The American House of Representatives on Tuesday evening recognized the mass murder of Armenians by the Ottoman Empire as a genocide. The Turkish Foreign Minister Mevlüt Çavusoglu calls it a “shameful decision by those who exploit the history of other countries for their own political gain”.
During the vote in the House of Representatives, there was little disagreement on the issue: no fewer than 405 parliamentarians voted in favor, 11 politicians voted against.
More than a century ago, a genocide in the then Ottoman Empire, the precursor of today’s Turkey, killed hundreds of thousands of Armenians.
Turkey denies the genocide and speaks of a civil war in which several parties were involved. The country reacts furiously when countries proceed to recognize genocide. The House of Representatives also got the wind ahead when it did so at the beginning of last year.
The decision further increases tensions between the US and Turkey
There has been a tense atmosphere between the US and Turkey for some time. American parliamentarians have expressed their dissatisfaction with President Donald Trump’s course in Syria on several occasions.
Trump withdrew the US forces, making the Kurdish allies in northern Syria vulnerable to an attack from Turkey.

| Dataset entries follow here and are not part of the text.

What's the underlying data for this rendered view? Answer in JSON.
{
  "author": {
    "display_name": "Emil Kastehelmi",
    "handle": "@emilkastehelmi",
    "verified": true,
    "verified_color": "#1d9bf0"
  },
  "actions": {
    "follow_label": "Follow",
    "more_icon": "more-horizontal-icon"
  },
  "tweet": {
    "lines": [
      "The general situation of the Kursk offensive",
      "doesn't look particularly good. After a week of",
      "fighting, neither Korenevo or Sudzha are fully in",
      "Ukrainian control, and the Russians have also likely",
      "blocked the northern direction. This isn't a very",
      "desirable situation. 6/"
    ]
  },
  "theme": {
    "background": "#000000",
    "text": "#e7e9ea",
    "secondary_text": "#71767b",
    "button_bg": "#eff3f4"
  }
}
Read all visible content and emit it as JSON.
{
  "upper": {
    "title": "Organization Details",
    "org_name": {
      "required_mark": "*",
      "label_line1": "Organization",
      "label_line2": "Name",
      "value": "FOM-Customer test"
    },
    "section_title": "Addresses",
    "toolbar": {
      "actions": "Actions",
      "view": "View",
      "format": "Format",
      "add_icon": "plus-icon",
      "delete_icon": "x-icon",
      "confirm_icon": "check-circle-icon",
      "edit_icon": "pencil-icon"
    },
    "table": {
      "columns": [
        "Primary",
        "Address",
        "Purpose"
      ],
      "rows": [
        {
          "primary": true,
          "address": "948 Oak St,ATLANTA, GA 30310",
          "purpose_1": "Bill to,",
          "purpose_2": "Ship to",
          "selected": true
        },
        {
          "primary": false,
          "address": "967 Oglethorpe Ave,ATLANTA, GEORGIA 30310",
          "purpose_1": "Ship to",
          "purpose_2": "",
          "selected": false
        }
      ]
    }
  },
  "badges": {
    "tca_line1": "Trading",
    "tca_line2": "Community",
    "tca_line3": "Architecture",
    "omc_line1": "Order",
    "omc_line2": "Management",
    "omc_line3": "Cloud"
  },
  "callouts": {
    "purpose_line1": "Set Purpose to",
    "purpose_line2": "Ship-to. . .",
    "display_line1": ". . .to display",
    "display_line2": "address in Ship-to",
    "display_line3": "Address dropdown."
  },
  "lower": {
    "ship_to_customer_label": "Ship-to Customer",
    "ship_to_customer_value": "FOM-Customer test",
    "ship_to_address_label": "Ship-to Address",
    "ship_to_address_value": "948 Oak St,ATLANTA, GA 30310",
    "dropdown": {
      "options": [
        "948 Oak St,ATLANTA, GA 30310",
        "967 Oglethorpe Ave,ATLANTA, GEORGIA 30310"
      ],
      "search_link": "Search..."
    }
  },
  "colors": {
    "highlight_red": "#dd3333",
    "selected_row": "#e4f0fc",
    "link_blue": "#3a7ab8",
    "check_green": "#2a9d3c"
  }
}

The Turkish president Recep Tayyip Erdogan finally started the Turkish invasion two days later, to establish a “safe zone against terrorism”.
That was against the sore leg of his American counterpart, who had already threatened with sanctions if Turkey were to invade Syria. In the end, Trump canceled the economic measures against Turkey at the last minute, as the Turks and Kurds came to a permanent ceasefire.
About the author: Jeff Roper
Jeff Roper has been teaching journalism for more than five years. A theorist who nevertheless took up some practice. He is fond of the history of journalism and journalism.